Claus Reinke wrote:
You might find this interesting:

@inproceedings{ fokker95explaining,
author = "Jeroen Fokker",
title = "Explaining Algebraic Theory with Functional Programs",
booktitle = "Functional Programming Languages in Education",
pages = "139-158",
year = "1995",
url = "citeseer.ist.psu.edu/fokker95explaining.html" }

Extremely interesting, thank you. It also contains a very interesting remark (on p. 2), noting that one should have
class Eq a => Monoid a where
(<+>) :: a -> a -> a
zero ::a

And states "Because in the lawsŠ the notion of equality is used, we have made Monoid a subclass of Eq". In hindsight, this is obvious, but is naively tempting to define a monoid without this constraint.

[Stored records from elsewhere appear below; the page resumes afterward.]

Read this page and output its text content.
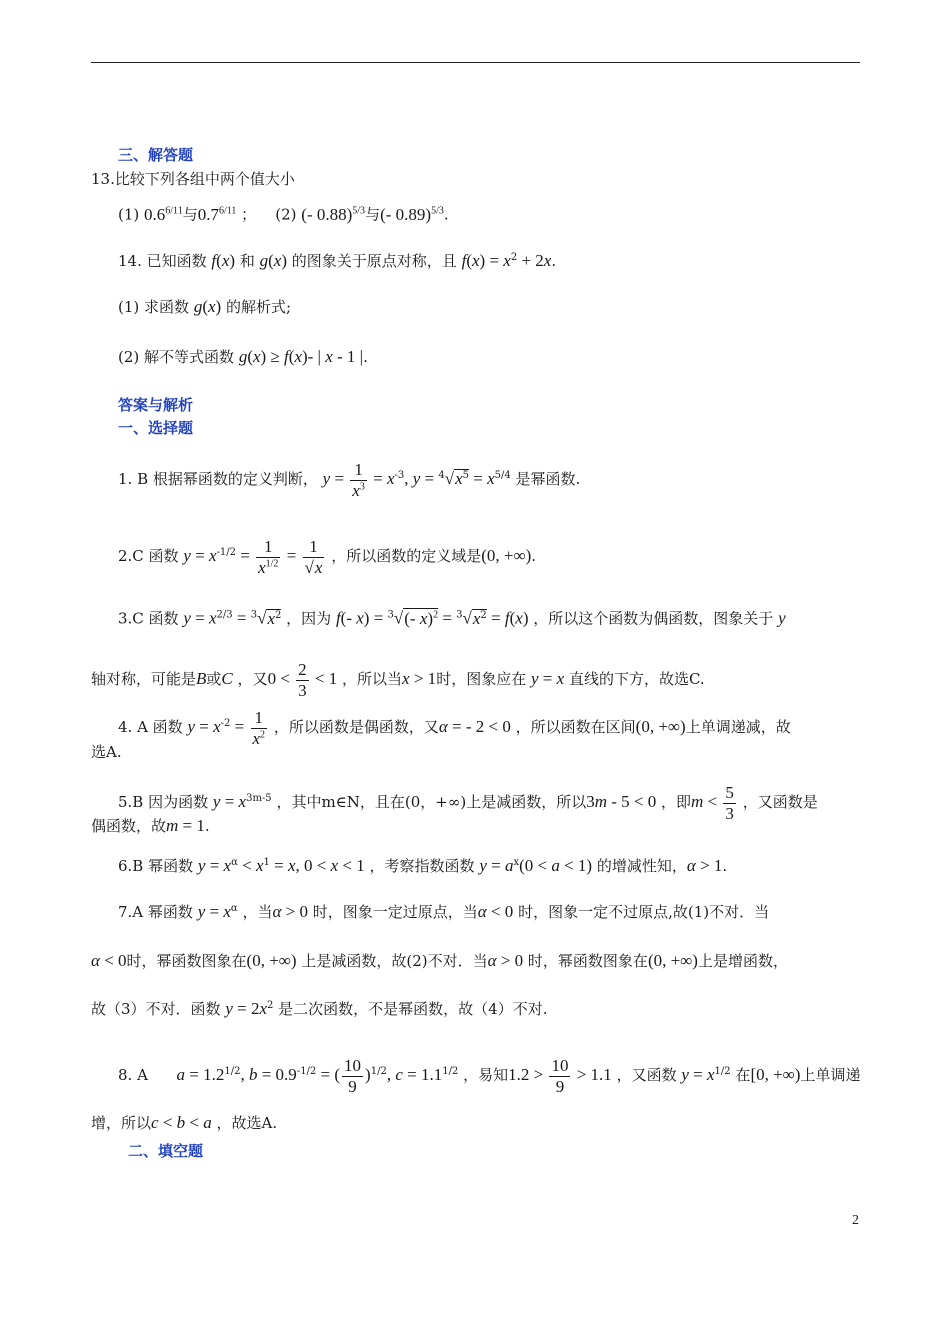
三、解答题
13.比较下列各组中两个值大小
(1) $0.6^{6/11}$与$0.7^{6/11}$ ； (2) (- 0.88)$^{5/3}$与(- 0.89)$^{5/3}$.
14. 已知函数 f(x) 和 g(x) 的图象关于原点对称，且 $f(x) = x^2 + 2x$.
(1) 求函数 g(x) 的解析式;
(2) 解不等式函数 g(x) ≥ f(x)- | x - 1 |.
答案与解析
一、选择题
1. B 根据幂函数的定义判断， $y = \frac{1}{x^3} = x^{-3}$, $y = ^4√x^5 = x^{5/4}$ 是幂函数.
2.C 函数 $y = x^{-1/2} = \frac{1}{x^{1/2}} = \frac{1}{√x}$ ，所以函数的定义域是(0, +∞).
3.C 函数 $y = x^{2/3} = ^3√x^2$ ，因为 f(- x) = $^3$√(- $x)^2 = ^3√x^2 = f(x)$ ，所以这个函数为偶函数，图象关于 y
轴对称，可能是B或C ，又$0 < \frac{2}{3} < 1$ ，所以当x > 1时，图象应在 y = x 直线的下方，故选C.
4. A 函数 $y = x^{-2} = \frac{1}{x^2}$ ，所以函数是偶函数，又α = - 2 < 0 ，所以函数在区间(0, +∞)上单调递减，故
选A.
5.B 因为函数 $y = x^{3m-5}$ ，其中m∈N，且在(0，+∞)上是减函数，所以3m - 5 < 0 ，即$m < \frac{5}{3}$ ，又函数是
偶函数，故m = 1.
6.B 幂函数 $y = x^\alpha < x^1 = x$, 0 < x < 1 ，考察指数函数 $y = a^x(0 < a < 1)$ 的增减性知，α > 1.
7.A 幂函数 $y = x^\alpha$ ，当α > 0 时，图象一定过原点，当α < 0 时，图象一定不过原点,故(1)不对．当
α < 0时，幂函数图象在(0, +∞) 上是减函数，故(2)不对．当α > 0 时，幂函数图象在(0, +∞)上是增函数，
故（3）不对．函数 $y = 2x^2$ 是二次函数，不是幂函数，故（4）不对.
8. A $a = 1.2^{1/2}$, $b = 0.9^{-1/2}$ = ( $\frac{10}{9} )^{1/2}$, $c = 1.1^{1/2}$ ，易知$1.2 > \frac{10}{9} > 1.1$ ，又函数 $y = x^{1/2}$ 在[0, +∞)上单调递
增，所以c < b < a ，故选A.
二、填空题
2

And, indeed, Data.Monoid defines a Monoid class without an Eq constraint!

So, what are monoids without equality in Haskell? There are rather interesting beasts: they are monoids for which we have a computable 0 (mempty) and a computable addition (mappend), but for which we cannot *witness* equality of the underlying carrier 'set'. This, for example, is the only way one can legitimately get an instance such as
instance Monoid b => Monoid (a->b)

While Haskell is used quite a lot for doing computable (or 'extensional') mathematics, intensionality sneaks in here and there -- and this is just one such example.

I must admit, I actually don't yet know whether I prefer classical monoids or these generalized monoids where the laws are _purely_ intensional. Opinions?